Last night, I realized that my system of random text messages as I remember things is a really horrible way to go about staying organized and informed. As our daughter gets older, she’s just going to start having more sports games, recitals and school functions. My ex and I are going to need better ways to keep up to date on our daughter’s busy schedule.
So I’ve decided to come up with some options. And I’m asking you guys, the readers of Splitsville, to let me know which one sounds the most efficient, what strategies have worked for you and what practices you want to try.
- The Child Planner: The wonderful Tralee Pearce at The Globe and The Mail clued me in to some great new products that are basically social calendars for your kids. They have sections for a daily calendar, contact and medical information, notes home from school, and homework assignments. You hand off the planner when your child switches houses. This way, your ex can see what the little one has planned for the upcoming week, what you need to work on from school and more. It seems like a great way to keep organized. The drawbacks would be that you can’t add things to the planner when your child is away. So if you plan appointments or playdates while your child is visiting their other parent, you might forget to write them down. Also, smaller details or issues that don’t fit nicely onto a list might get lost.

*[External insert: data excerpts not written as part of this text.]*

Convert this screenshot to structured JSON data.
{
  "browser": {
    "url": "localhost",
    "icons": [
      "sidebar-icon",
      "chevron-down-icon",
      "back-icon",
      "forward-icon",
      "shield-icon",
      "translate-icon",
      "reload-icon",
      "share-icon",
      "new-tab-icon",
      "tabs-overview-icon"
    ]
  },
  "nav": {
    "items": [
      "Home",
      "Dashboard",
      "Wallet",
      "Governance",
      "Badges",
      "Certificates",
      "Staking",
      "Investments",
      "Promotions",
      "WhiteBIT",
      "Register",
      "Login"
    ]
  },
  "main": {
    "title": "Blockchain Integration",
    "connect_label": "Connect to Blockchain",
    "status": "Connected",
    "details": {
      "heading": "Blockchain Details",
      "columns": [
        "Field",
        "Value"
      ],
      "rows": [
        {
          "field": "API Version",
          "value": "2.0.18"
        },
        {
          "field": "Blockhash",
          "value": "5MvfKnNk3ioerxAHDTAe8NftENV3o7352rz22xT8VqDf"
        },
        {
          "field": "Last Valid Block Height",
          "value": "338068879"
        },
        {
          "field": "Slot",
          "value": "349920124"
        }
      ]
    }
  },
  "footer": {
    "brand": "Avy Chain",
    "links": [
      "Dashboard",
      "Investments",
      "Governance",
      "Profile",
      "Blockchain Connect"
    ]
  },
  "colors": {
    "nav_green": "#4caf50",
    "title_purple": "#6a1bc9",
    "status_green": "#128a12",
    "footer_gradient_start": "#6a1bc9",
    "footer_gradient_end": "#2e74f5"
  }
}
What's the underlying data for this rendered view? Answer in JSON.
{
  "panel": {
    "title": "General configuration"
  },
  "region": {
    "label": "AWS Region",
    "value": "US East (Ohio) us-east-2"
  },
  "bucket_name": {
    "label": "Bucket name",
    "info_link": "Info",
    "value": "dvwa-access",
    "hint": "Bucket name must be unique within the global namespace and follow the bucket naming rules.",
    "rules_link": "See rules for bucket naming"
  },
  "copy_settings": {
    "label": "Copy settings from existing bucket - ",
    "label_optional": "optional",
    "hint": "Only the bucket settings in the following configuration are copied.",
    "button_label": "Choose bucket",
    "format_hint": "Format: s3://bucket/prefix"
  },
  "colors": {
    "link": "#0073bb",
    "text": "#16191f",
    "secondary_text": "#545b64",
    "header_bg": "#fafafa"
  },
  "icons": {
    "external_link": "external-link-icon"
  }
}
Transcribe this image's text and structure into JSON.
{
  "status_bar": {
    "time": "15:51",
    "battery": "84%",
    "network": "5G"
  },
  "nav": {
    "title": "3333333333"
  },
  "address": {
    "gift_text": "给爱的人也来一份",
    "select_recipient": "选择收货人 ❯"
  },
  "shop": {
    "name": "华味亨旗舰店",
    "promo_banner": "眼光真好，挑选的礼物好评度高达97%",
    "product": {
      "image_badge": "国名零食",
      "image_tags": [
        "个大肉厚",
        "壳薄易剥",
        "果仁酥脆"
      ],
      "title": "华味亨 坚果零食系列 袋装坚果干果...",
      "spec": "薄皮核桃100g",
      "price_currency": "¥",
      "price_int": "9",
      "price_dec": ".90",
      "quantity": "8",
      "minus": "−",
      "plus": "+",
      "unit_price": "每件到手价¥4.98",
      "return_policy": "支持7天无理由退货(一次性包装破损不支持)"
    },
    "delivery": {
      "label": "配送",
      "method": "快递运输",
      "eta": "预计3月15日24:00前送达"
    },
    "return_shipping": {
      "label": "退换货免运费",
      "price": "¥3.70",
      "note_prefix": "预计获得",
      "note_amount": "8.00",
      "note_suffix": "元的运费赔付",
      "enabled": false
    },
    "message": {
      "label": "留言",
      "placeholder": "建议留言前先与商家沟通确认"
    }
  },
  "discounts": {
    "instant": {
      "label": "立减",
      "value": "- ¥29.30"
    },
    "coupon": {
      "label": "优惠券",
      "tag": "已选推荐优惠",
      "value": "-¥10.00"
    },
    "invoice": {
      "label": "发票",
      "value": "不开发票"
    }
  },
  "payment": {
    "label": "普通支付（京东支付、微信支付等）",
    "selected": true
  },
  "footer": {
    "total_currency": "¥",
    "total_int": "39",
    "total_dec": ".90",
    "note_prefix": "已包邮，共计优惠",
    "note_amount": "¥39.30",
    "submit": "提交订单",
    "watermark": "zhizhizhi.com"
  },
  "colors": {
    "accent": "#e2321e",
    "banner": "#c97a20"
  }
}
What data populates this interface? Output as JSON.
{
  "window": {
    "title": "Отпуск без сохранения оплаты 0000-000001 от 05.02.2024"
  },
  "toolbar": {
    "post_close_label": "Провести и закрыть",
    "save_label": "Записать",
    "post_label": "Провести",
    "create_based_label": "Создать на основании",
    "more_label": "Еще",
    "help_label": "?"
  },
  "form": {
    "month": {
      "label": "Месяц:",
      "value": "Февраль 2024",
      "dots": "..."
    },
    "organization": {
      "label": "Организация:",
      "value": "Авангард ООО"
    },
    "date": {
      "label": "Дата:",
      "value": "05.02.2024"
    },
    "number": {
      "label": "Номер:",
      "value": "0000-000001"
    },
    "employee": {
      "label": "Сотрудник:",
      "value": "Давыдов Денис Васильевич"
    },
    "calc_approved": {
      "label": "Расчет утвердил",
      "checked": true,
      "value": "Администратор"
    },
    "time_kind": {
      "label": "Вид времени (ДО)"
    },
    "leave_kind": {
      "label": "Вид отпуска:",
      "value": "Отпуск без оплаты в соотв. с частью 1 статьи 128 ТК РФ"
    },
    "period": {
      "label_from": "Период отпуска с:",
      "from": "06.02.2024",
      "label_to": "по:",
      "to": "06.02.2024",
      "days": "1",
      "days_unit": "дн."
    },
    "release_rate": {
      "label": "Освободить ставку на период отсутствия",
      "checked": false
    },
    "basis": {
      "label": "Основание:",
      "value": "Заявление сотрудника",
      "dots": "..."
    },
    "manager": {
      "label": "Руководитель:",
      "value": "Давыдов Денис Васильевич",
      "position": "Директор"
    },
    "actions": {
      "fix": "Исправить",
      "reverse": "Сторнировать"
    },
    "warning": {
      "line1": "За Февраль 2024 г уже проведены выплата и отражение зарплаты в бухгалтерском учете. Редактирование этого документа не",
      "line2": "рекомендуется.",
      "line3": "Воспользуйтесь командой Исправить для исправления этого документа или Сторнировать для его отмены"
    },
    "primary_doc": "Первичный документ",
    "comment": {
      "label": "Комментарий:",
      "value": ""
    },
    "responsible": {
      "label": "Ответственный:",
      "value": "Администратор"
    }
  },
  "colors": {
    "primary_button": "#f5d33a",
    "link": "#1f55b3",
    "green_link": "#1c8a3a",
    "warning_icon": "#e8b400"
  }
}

- Weekly Update: In general, drop-off is a pretty quick process. There’s a quick salutation and some kisses goodbye. You might remember to share immediately important information about allergy medicine or tonight’s homework. But once a week, meet for drop-off at a restaurant or coffee shop. Take the time to sit down and discuss whatever needs to be shared, whether its about behavior issues, soccer teams or schoolwork. This is the most personal way to share information and will probably hit on those emotional issues that don’t fit nicely into a planner. But you still might forget details and dates if you don’t have things written out ahead of time.
- Blog It Up: I actually know a set of parents who created a private blog so that they could keep each other informed. “It’s easier because we both spend a ton of time on the computer, so we can pop over and check it anytime,” the mom explained to me. “Also,” she added, “there’s a record of things in case I need to go back and confirm a date or address later.” Because they’re dealing in blog posts, not just in an organizer, they have a tendency to write both emotional or behavioral issues and scheduling notes. The drawback she says, “You have to be committed. It is a little time consuming, so you both need to be putting time in to keep each other informed.”